A broad spectrum coronavirus protease inhibitor drug has recently shown considerable therapeutic efficacy for treatment of cats with feline infectious peritonitis, a finding that suggests the disease might in the future be treated with antiviral drugs.



What is clear from FIP vaccination is that antibody production (or the administration of hyperimmune serum or pure IgG antibodies) in the absence of a cell mediated immune response, is lethal on challenge of kittens with a field strain of FIP virus. The serum is harmless, the IgG is harmless, the vaccine is harmless. What matters is how the disease progresses when field virus meets the antibody replete host. The effect of a vaccinia virus vector vaccine was described here (you only really need to read the title, it says it all):

Early Death after Feline Infectious Peritonitis Virus Challenge due to Recombinant Vaccinia Virus Immunization

which could reasonably be described as a bit of a booboo.

To summarise: Vaccines which stimulate antibody production without stimulating cell mediated immunity are a problem. This is Antibody Derived Enhancement. It's real. It has plagued (no pun intended) certain vaccines, obvious for FIP but Dengue Fever vaccine is a similar but non-related example in humans.

I'll leave FIP alone now except for adding that work with the reagent GS-441524 suggests that FIP is no longer the invariable death sentence which it was two or three years ago. People who have worked clinically with FIP, or lost cats to FIP, will understand the awe that this drug inspires. I hope it gets used sensibly.

Anyhoo.

I was listening to Radio 4's The Life Scientific which featured an interview with Prof Sarah Gilbert from Oxford, heavily involved in the development of an adenovirus delivered vaccine for protection of humans against SARS-CoV-2.
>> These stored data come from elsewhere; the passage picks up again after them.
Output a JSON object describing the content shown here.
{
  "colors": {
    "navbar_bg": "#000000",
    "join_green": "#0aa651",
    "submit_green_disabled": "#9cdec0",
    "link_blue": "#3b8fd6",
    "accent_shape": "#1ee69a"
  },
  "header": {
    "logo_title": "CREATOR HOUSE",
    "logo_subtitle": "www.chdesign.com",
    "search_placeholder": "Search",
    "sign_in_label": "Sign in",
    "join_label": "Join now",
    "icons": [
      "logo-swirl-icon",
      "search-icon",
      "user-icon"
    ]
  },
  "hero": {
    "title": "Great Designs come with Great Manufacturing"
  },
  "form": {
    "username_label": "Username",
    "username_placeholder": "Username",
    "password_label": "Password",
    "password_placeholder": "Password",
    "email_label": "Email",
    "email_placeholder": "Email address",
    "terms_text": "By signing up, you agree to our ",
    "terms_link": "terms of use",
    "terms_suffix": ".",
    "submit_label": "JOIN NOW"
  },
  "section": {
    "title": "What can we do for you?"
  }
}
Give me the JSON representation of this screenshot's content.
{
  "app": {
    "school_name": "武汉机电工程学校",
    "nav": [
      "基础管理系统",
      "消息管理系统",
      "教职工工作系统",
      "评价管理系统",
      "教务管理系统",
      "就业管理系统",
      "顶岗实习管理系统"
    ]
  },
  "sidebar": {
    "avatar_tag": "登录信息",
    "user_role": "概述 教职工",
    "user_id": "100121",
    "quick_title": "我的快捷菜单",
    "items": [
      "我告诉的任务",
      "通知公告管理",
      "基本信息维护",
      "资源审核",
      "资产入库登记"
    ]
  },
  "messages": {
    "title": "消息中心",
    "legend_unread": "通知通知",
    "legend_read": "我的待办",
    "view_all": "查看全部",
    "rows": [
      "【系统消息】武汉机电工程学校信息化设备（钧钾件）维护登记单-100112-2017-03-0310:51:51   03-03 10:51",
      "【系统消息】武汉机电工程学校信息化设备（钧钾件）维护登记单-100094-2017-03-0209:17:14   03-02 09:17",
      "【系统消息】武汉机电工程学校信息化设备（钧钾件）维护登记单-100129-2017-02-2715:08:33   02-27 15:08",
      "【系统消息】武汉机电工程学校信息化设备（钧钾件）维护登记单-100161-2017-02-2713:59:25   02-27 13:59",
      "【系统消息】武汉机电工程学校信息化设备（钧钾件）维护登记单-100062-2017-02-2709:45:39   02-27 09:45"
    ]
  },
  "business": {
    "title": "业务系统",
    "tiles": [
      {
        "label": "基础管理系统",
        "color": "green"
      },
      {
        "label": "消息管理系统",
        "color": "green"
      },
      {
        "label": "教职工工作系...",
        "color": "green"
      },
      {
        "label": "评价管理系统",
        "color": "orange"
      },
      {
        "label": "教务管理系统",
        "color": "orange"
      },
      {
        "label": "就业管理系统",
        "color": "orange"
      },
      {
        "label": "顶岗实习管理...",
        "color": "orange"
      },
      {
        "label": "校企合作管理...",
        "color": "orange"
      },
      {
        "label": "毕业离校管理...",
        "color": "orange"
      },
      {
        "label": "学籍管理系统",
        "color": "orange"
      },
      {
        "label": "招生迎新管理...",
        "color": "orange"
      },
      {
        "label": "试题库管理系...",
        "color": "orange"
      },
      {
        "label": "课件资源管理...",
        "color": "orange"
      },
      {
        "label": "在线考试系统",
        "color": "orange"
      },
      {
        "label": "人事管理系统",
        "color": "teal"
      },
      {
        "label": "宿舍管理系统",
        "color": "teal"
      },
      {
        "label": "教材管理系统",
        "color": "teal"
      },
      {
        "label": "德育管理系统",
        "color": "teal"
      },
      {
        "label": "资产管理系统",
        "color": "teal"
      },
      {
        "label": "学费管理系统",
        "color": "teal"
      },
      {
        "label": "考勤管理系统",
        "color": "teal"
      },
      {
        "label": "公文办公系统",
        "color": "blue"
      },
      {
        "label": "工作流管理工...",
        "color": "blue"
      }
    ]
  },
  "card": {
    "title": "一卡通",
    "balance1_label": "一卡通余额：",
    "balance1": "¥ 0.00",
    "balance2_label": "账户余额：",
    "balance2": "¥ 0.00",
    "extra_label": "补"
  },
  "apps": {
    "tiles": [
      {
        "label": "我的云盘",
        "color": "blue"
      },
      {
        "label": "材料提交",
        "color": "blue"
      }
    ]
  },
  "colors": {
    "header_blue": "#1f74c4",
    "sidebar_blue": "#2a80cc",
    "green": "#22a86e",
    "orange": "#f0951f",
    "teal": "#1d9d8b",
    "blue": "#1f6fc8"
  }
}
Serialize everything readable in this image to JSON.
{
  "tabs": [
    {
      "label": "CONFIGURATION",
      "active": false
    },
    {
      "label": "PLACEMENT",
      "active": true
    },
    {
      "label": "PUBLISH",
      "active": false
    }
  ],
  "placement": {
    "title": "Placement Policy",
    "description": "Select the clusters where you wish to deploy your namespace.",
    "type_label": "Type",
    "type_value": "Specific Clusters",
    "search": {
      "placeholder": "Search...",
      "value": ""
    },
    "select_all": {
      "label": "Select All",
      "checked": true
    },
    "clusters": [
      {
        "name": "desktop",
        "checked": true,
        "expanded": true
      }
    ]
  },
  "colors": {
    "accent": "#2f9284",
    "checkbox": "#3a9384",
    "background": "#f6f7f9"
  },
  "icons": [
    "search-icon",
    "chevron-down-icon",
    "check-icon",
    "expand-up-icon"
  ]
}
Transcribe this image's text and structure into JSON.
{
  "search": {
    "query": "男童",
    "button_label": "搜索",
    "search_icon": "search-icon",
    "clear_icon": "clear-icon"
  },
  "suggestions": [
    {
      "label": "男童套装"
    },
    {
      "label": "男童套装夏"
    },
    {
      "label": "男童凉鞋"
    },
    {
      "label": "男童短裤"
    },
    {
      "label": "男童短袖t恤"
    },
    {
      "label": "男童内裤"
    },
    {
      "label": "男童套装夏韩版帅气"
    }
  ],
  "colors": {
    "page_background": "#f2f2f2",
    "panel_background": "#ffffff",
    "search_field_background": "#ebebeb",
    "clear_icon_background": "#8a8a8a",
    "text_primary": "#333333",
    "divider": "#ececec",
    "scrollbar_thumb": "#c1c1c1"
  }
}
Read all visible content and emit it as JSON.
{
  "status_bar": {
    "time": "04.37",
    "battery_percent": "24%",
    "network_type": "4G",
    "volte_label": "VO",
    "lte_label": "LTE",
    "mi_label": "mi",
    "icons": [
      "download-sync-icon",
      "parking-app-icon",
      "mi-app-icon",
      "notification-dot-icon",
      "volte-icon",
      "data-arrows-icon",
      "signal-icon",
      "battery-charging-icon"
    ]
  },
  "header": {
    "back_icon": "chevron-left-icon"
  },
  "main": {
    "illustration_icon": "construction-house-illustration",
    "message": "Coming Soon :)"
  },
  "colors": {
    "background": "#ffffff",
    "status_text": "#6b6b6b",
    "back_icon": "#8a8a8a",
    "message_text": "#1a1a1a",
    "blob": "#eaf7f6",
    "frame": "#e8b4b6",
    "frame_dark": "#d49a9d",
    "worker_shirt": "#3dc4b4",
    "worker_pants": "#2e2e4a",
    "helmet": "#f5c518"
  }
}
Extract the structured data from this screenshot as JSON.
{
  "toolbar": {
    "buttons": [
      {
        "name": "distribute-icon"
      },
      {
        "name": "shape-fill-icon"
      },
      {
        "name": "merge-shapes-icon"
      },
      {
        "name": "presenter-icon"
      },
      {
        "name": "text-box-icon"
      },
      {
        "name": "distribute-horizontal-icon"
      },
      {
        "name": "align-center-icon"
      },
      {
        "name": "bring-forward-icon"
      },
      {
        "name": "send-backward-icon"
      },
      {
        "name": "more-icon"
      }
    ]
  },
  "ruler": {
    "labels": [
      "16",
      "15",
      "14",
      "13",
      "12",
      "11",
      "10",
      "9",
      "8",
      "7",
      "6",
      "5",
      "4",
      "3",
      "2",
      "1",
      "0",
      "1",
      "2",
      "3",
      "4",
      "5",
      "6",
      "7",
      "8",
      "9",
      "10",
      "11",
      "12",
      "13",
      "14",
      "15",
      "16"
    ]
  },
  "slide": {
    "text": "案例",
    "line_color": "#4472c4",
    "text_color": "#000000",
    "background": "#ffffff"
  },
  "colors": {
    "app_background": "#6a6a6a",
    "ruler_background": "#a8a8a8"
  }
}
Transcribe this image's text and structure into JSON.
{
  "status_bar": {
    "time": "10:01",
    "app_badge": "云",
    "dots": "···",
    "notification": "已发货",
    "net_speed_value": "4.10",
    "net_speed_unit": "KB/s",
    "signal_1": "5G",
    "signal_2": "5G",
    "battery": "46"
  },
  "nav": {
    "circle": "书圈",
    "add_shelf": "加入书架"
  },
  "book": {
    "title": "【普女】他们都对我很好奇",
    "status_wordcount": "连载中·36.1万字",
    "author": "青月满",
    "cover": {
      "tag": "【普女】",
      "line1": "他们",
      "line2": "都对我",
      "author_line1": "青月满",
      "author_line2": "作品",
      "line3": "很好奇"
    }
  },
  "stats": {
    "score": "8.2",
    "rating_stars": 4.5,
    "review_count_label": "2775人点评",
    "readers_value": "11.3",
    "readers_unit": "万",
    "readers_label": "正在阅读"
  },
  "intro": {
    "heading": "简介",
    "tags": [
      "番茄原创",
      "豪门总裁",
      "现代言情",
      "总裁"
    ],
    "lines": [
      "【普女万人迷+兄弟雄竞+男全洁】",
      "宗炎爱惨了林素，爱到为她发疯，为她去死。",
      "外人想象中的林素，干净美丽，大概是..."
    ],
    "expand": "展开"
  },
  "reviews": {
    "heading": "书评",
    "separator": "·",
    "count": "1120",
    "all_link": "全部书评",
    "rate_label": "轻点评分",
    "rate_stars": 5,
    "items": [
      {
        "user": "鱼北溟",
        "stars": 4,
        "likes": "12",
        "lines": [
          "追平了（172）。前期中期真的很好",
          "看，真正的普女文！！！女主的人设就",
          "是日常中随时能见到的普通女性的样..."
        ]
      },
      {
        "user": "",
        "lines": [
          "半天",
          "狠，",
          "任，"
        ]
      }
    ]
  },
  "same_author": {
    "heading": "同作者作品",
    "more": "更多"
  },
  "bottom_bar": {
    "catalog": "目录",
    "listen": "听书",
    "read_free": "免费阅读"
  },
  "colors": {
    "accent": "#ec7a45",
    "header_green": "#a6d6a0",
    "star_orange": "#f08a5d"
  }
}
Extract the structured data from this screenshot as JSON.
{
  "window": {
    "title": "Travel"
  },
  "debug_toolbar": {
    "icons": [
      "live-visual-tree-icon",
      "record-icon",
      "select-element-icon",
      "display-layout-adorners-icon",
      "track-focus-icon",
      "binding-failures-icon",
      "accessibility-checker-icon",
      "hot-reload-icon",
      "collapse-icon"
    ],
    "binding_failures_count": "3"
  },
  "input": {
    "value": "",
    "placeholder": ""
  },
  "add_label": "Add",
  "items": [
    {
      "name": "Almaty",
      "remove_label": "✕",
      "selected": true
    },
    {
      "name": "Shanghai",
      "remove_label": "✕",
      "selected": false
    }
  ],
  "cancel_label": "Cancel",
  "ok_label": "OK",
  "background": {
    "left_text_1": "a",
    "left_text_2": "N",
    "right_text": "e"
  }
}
Apart from how genuine and extremely bright she is the main thing I recall is her comment that she was very pleased that the vaccine she was developing produced a robust cell mediated immune response in additions to stimulating antibody production.

This is excellent and is all that you could ask of a vaccine where antibodies are frequently high and ineffective well before admission of patients destined to die of COVID-19 complications in the ITU.

It looks like cell mediated immunity is what matters. That antibodies are non protective is also suggested by the extremely poor results using antibody rich serum from recovered patients to treat unwell patients with COVID-19. There is no suggestion that serum treatment did direct harm, just it didn't do much good.

So the major question this poses is how much good the vaccine might do in patients who are going to become ill with COVID-19 in the future. It is not an unbelievable stretch of fantasy to suggest that the defining characteristic of people who are going to go on to become seriously unwell after exposure to SARS-CoV-2 might just be those are the ones who are unable to mount an effective cell mediated immune response.

How well might the T cells of an 80 year old, morbidly obese diabetic respond to the vaccine, assuming they are not very likely to respond to the field virus?

We can but hope that if they do fail to develop cell mediated immunity then at least their antibody response (which will still happen) does no harm. And we can hope that cell mediated immunity response has been carefully assessed in the population to which to a COVID-19 vaccine is being rolled out as of today in the UK... 

Otherwise it's a bit of an experiment on many, many people's grannies.